現段階でこの世界への適応を褒められているだけ、セシルの学業は、総合的に順調とさえ言えるだろう。
…だが、セシルの表情は微妙で。
「…そのこと、なのですが…」
何とか切り出したのは、
「………今から、この学園での教師採用を志望した場合、どのような講義を履修することが必要で、年限は、どのくらい必要そうでしょうか」
そんな、劇的な方向転換の相談だった。
■セシル > 『………。
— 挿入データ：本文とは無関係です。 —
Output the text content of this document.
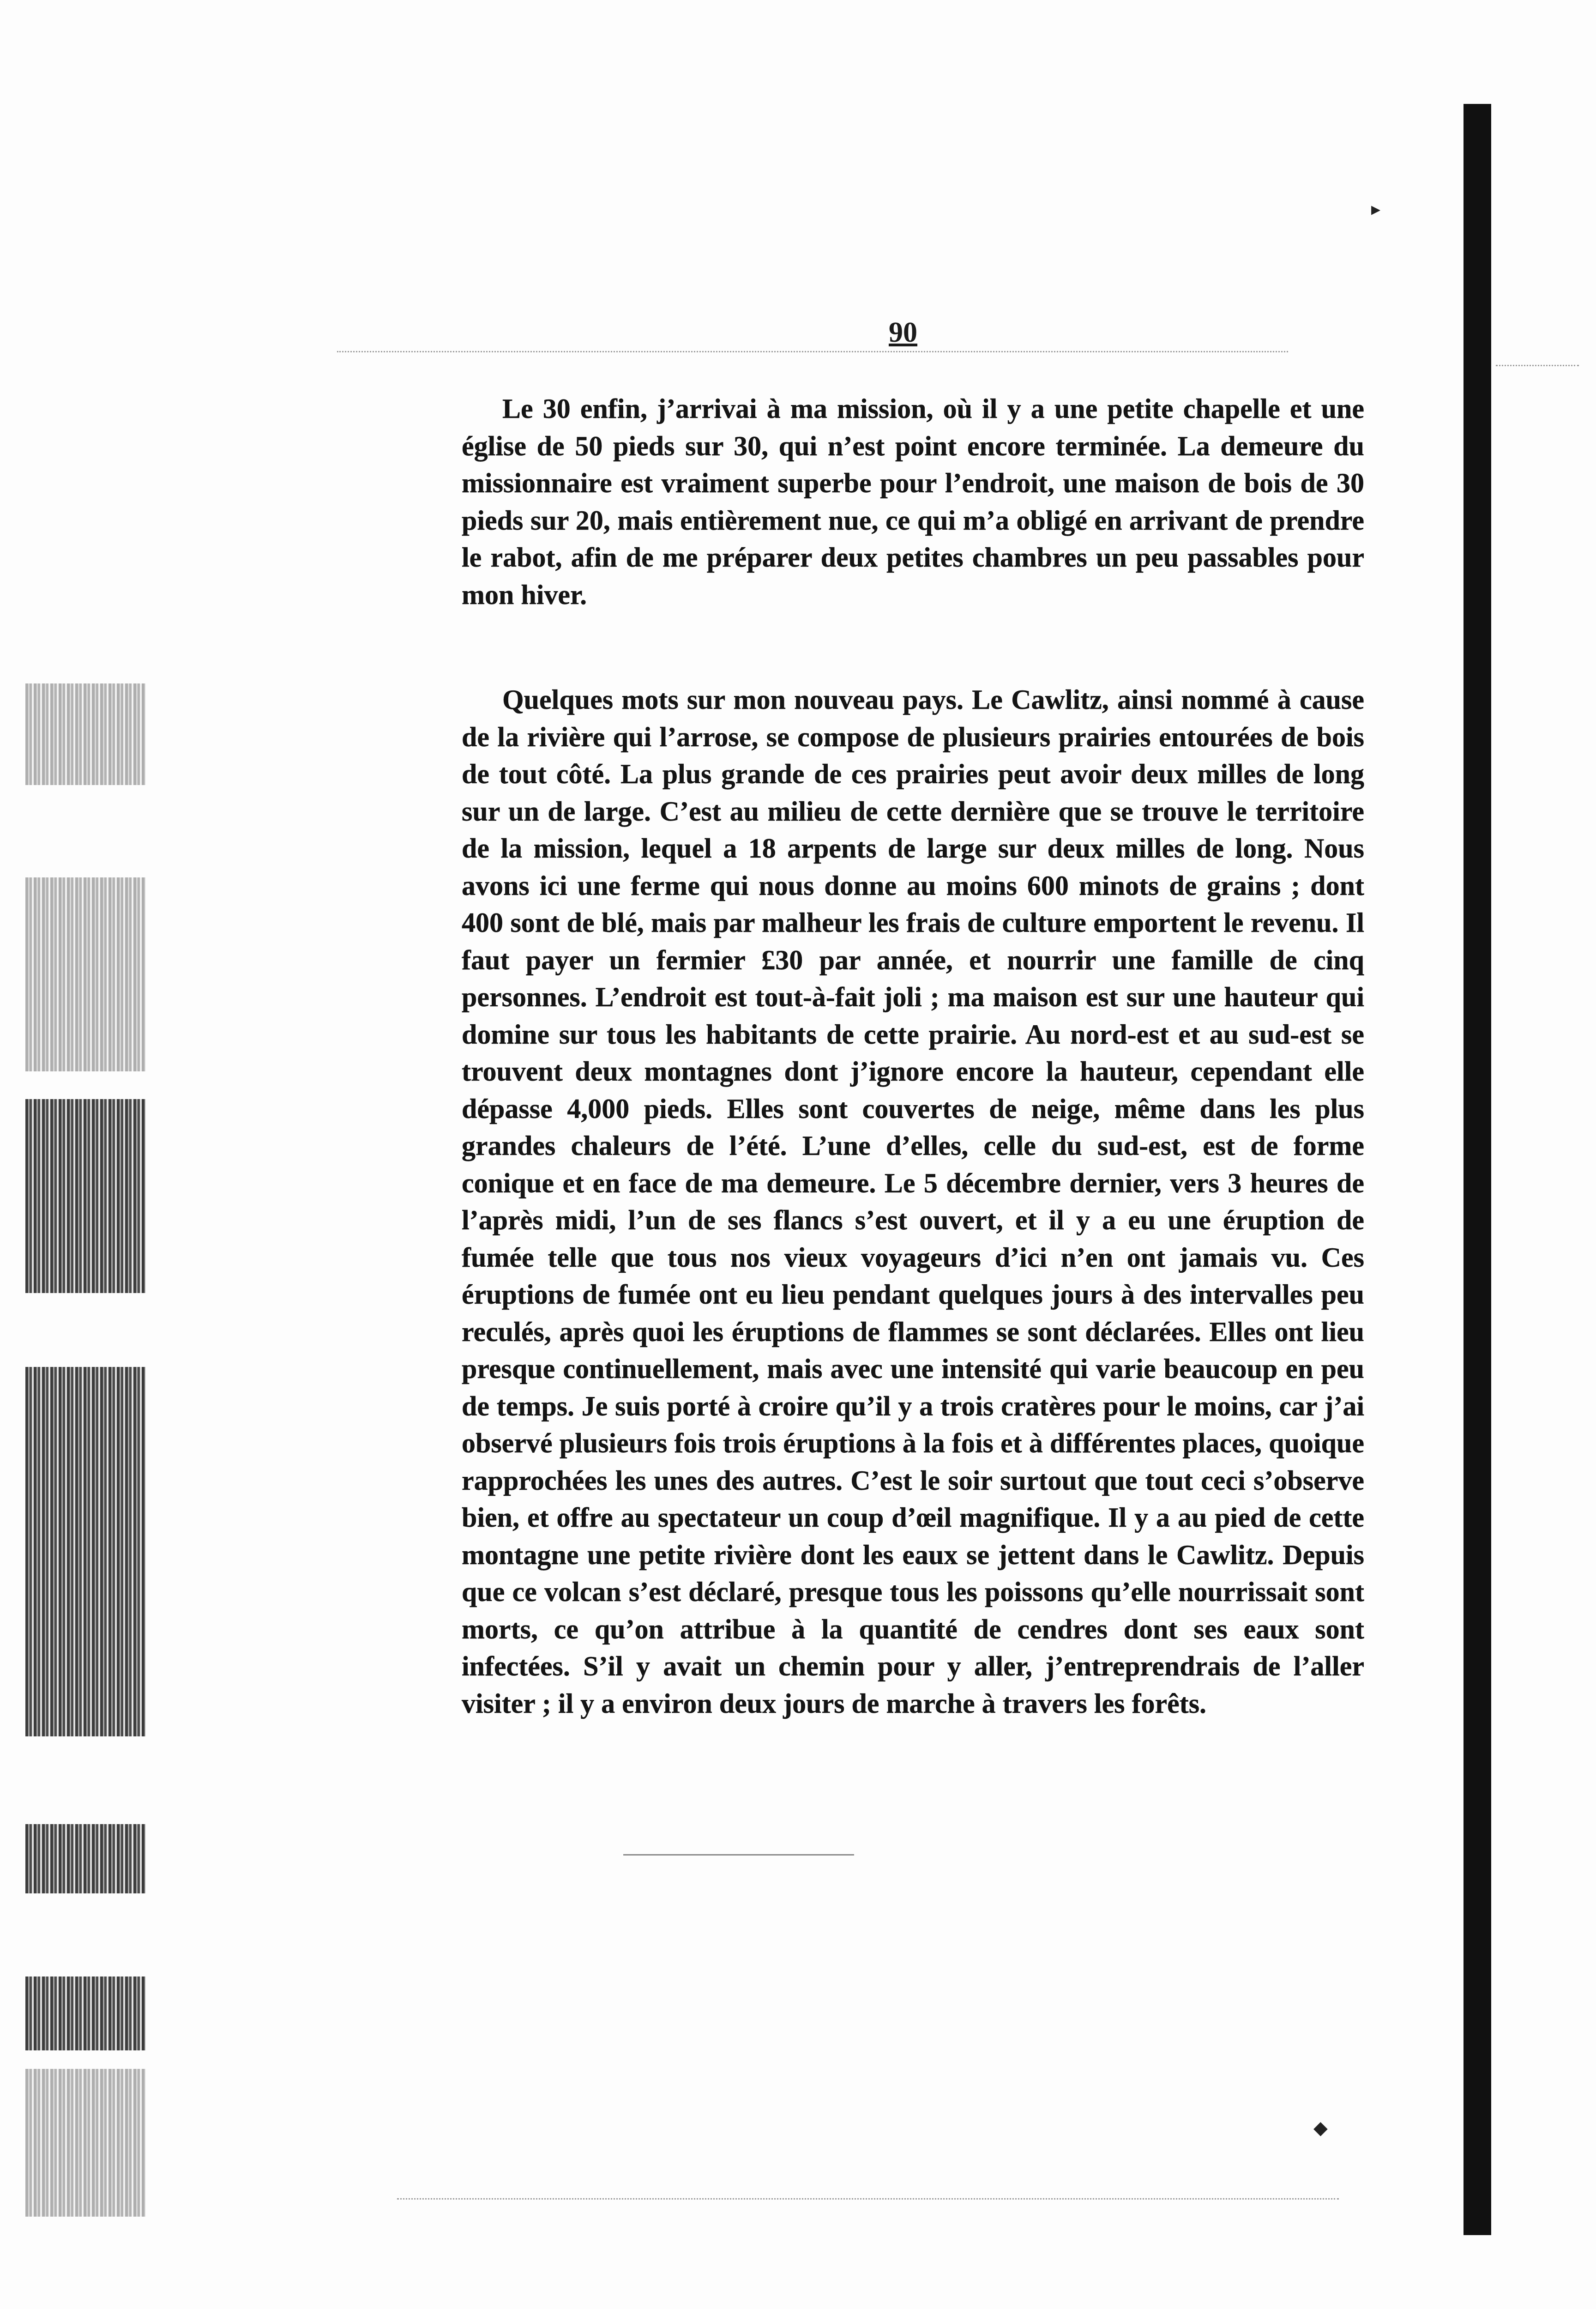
▸
◆
90

Le 30 enfin, j’arrivai à ma mission, où il y a une petite chapelle et une église de 50 pieds sur 30, qui n’est point encore terminée. La demeure du missionnaire est vraiment superbe pour l’endroit, une maison de bois de 30 pieds sur 20, mais entièrement nue, ce qui m’a obligé en arrivant de prendre le rabot, afin de me préparer deux petites chambres un peu passables pour mon hiver.

Quelques mots sur mon nouveau pays. Le Cawlitz, ainsi nommé à cause de la rivière qui l’arrose, se compose de plusieurs prairies entourées de bois de tout côté. La plus grande de ces prairies peut avoir deux milles de long sur un de large. C’est au milieu de cette dernière que se trouve le territoire de la mission, lequel a 18 arpents de large sur deux milles de long. Nous avons ici une ferme qui nous donne au moins 600 minots de grains ; dont 400 sont de blé, mais par malheur les frais de culture emportent le revenu. Il faut payer un fermier £30 par année, et nourrir une famille de cinq personnes. L’endroit est tout-à-fait joli ; ma maison est sur une hauteur qui domine sur tous les habitants de cette prairie. Au nord-est et au sud-est se trouvent deux montagnes dont j’ignore encore la hauteur, cependant elle dépasse 4,000 pieds. Elles sont couvertes de neige, même dans les plus grandes chaleurs de l’été. L’une d’elles, celle du sud-est, est de forme conique et en face de ma demeure. Le 5 décembre dernier, vers 3 heures de l’après midi, l’un de ses flancs s’est ouvert, et il y a eu une éruption de fumée telle que tous nos vieux voyageurs d’ici n’en ont jamais vu. Ces éruptions de fumée ont eu lieu pendant quelques jours à des intervalles peu reculés, après quoi les éruptions de flammes se sont déclarées. Elles ont lieu presque continuellement, mais avec une intensité qui varie beaucoup en peu de temps. Je suis porté à croire qu’il y a trois cratères pour le moins, car j’ai observé plusieurs fois trois éruptions à la fois et à différentes places, quoique rapprochées les unes des autres. C’est le soir surtout que tout ceci s’observe bien, et offre au spectateur un coup d’œil magnifique. Il y a au pied de cette montagne une petite rivière dont les eaux se jettent dans le Cawlitz. Depuis que ce volcan s’est déclaré, presque tous les poissons qu’elle nourrissait sont morts, ce qu’on attribue à la quantité de cendres dont ses eaux sont infectées. S’il y avait un chemin pour y aller, j’entreprendrais de l’aller visiter ; il y a environ deux jours de marche à travers les forêts.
』
最初、教師は面食らって目を丸くしていたが…ひと段落すると、セシルの講義履修情報を改めて確認し…
『…一部の専門的な戦闘関連の講義を除けば「一通り教養を修めている」くらいの履修状況ですから、残り2年で教師になるための専門的な科目を修めきるのは難しいと思いますけど…志望理由など、聞かせてもらえますか?』
と、セシルの顔を見やった。
セシルの声のトーンや表情が、単に「島の外へ出ることの不安」から志望しているのではないと思わせたのだろう。
実際、「残り2年で修めきるのは難しい」と言われても、セシルが臆する様子はない。
「異邦人出身という立場で…この世界の社会のあり方へ対応出来るように、生徒を導ける立場になりたいんです。
ですから、科目は「社会科」が相当すると思っています」
そう、はきはきと答えた後。
「…まあ、剣を持ち続けるためにはこの島にい続けるのが一番良いという打算も、ないわけではないのですが。
それでも、落第しかかっていたりする生徒をすくい上げるために、剣の腕が役に立つ場面も、あろうかとは思っています」
「我儘でしょうか」と、少しだけ気まずそうに笑った。
■セシル > 『…悪くないんじゃありませんか?
正規の居場所を得たいという希望を異邦人の生徒が持ってくれることも、そのために努力すると決意してくれることも、嬉しいことですし』
教師は、たおやかに笑った。
それなりの居場所を得て羽ばたいていく生徒もいるが、卒業後、行方知れずになる生徒もいるのである。
この世界に馴染みの薄い異邦人は、余計に危うい。
『ただ、先ほども言った通り、残り2年で修めきるのは難しいと思います。
教える科目の理解を深めないといけませんし、教え方ですとか、生徒との関わり方とか…学ばなくてはいけないこともたくさんあります。
先ほどのお話だと、教師になっても風紀委員会に所属することになるんでしょうけど…残りの期間、委員会の職務に携わる時間の余裕はあまり無いだろうことも、覚悟してもらわないといけないでしょうね』
「…分かりました」
セシルの声のトーンが、少し落ちる。
長い間、後輩達に関わっていくために必要な年月。…救えるかもしれない後輩達を、取りこぼしていく年月。